American Executions Surged in the Past Year to Peak in Over a Decade and a Half.
The number of state-sanctioned killings in the US has sharply risen in 2025, hitting a rate not seen in 16 years. This surge is linked to a concerted push to revive the death penalty, coupled with a significant change in the stance of the US Supreme Court toward last-minute appeals.
A Grim Tally: 47 Executions in a Single Year
Exactly 47 men—all of whom were male—were put to death by states maintaining the death penalty in 2025. This figure is nearly double the count from the previous year, marking the most active period for capital punishment in the country since 2009.
"Data indicates that the death penalty in 2025 is increasingly unpopular with the American people even as politicians schedule executions in search of waning political benefits."
A Global Outlier
This sharp increase further separates the United States from nearly all other advanced economies, almost none of which still carry out executions. Currently, just a handful of Asian nations have carried out executions among peer countries.
Contradictory Trends
The resurgence of executions stands in stark contrast with broader patterns and modern public opinion. For years, the use of the death penalty had been in gradual decline. Meanwhile, polling indicate support for capital punishment for those convicted of murder has fallen to a 50-year low, with just over half of respondents in favor. Most of citizens under the age of 55 now are against it.
Executive Action Sets the Tone
On his first day back in office, the sitting President issued an executive order titled "Restoring the Death Penalty." This order aimed to ensure that statutes permitting capital punishment were "respected and faithfully implemented," marking a clear change from the prior administration.
"The tone is set, the national dialogue sent down from the top—the idea is to use harsh measures to solve social problems," stated a well-known anti-death penalty advocate.
State-Level Frenzy
The national initiative was echoed and amplified at the level of individual states. The state of Florida emerged as a particular extreme case, conducting 19 executions in 2025—a staggering increase from just one the previous year. This broke the state's previous record.

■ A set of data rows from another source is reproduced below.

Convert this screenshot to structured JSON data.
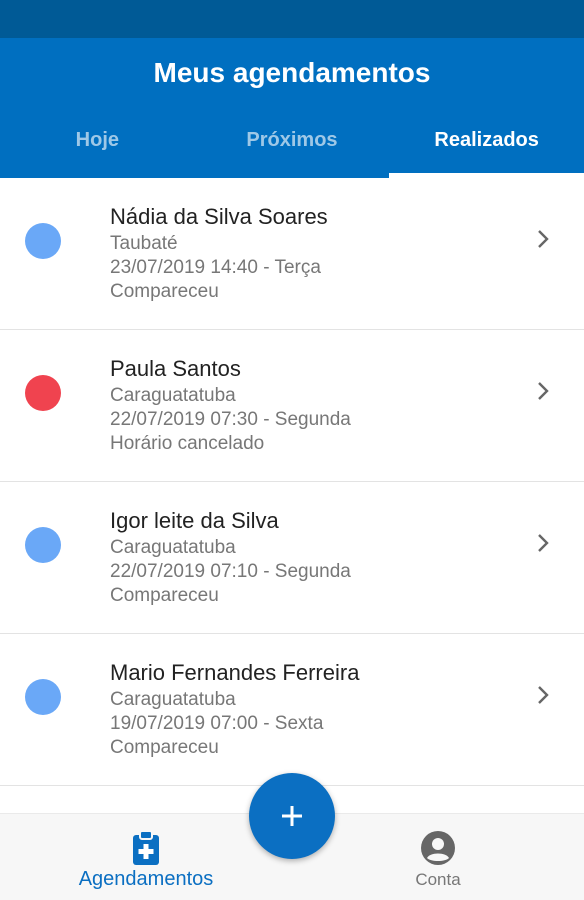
{
  "header": {
    "title": "Meus agendamentos",
    "tabs": [
      {
        "label": "Hoje"
      },
      {
        "label": "Próximos"
      },
      {
        "label": "Realizados"
      }
    ],
    "active_tab": "Realizados"
  },
  "appointments": [
    {
      "name": "Nádia da Silva Soares",
      "city": "Taubaté",
      "datetime": "23/07/2019 14:40 - Terça",
      "status": "Compareceu",
      "dot_color": "#6aa8f7"
    },
    {
      "name": "Paula Santos",
      "city": "Caraguatatuba",
      "datetime": "22/07/2019 07:30 - Segunda",
      "status": "Horário cancelado",
      "dot_color": "#f0434f"
    },
    {
      "name": "Igor leite da Silva",
      "city": "Caraguatatuba",
      "datetime": "22/07/2019 07:10 - Segunda",
      "status": "Compareceu",
      "dot_color": "#6aa8f7"
    },
    {
      "name": "Mario Fernandes Ferreira",
      "city": "Caraguatatuba",
      "datetime": "19/07/2019 07:00 - Sexta",
      "status": "Compareceu",
      "dot_color": "#6aa8f7"
    }
  ],
  "fab": {
    "icon": "plus-icon"
  },
  "bottom_nav": {
    "items": [
      {
        "label": "Agendamentos",
        "icon": "clipboard-medical-icon",
        "active": true
      },
      {
        "label": "Conta",
        "icon": "account-circle-icon",
        "active": false
      }
    ]
  },
  "colors": {
    "primary": "#006fc0",
    "status_bar": "#005a96",
    "attended_dot": "#6aa8f7",
    "cancelled_dot": "#f0434f"
  }
}
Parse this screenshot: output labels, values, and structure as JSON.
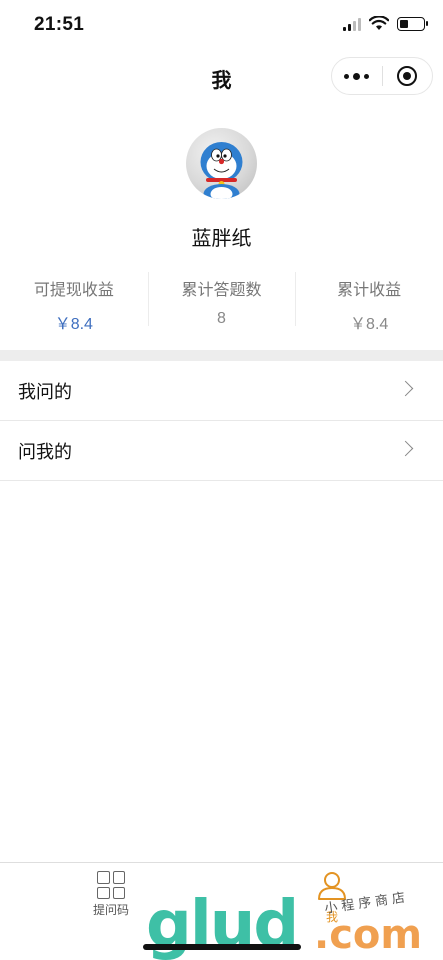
{
  "status_bar": {
    "time": "21:51",
    "icons": [
      "signal-icon",
      "wifi-icon",
      "battery-icon"
    ],
    "battery_level": 0.35
  },
  "nav": {
    "title": "我",
    "menu_icon": "more-dots-icon",
    "close_icon": "target-close-icon"
  },
  "profile": {
    "avatar_icon": "doraemon-avatar",
    "name": "蓝胖纸"
  },
  "stats": [
    {
      "label": "可提现收益",
      "value": "￥8.4"
    },
    {
      "label": "累计答题数",
      "value": "8"
    },
    {
      "label": "累计收益",
      "value": "￥8.4"
    }
  ],
  "menu": [
    {
      "label": "我问的"
    },
    {
      "label": "问我的"
    }
  ],
  "tab_bar": {
    "tabs": [
      {
        "label": "提问码",
        "icon": "grid-icon",
        "active": false
      },
      {
        "label": "我",
        "icon": "person-icon",
        "active": true
      }
    ]
  },
  "watermark": {
    "main": "glud",
    "com": ".com",
    "sub": "小程序商店"
  },
  "colors": {
    "accent": "#3f6fbf",
    "tab_active": "#e39322",
    "section_gap": "#ededed"
  }
}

Together with several other southern states, these four states were responsible for almost three-quarters of all deaths this year. In total, a dozen states actively used their death chambers, up from nine in 2024.
More Extreme Execution Protocols
As activity increased, some states turned to increasingly extreme methods. One state ended a long period without executions and followed another state's lead to use nitrogen hypoxia as an means of execution. Witnesses reported the prisoner convulsed for several minutes during the process.
In another development, a different state performed the first execution by firing squad in the US since 2010, deploying this approach for three of its five executions this year. Accounts suggested that in one case, imprecise aim may have prolonged suffering for the condemned.
A Changed Judicial Landscape
The surge in executions is also connected to the posture of the nation's highest court. The majority-conservative bench denied every request to stay an execution in 2025, a notable demonstration of reluctance to intervene.
This marks a change from the court's historical role as a last resort for appeals based on claims of innocence, rights-based arguments, or allegations of cruel punishment. "We’re now operating without a safety net," noted a law professor. "Federal courts are supposed to serve as a final check, but that safeguard has been eviscerated."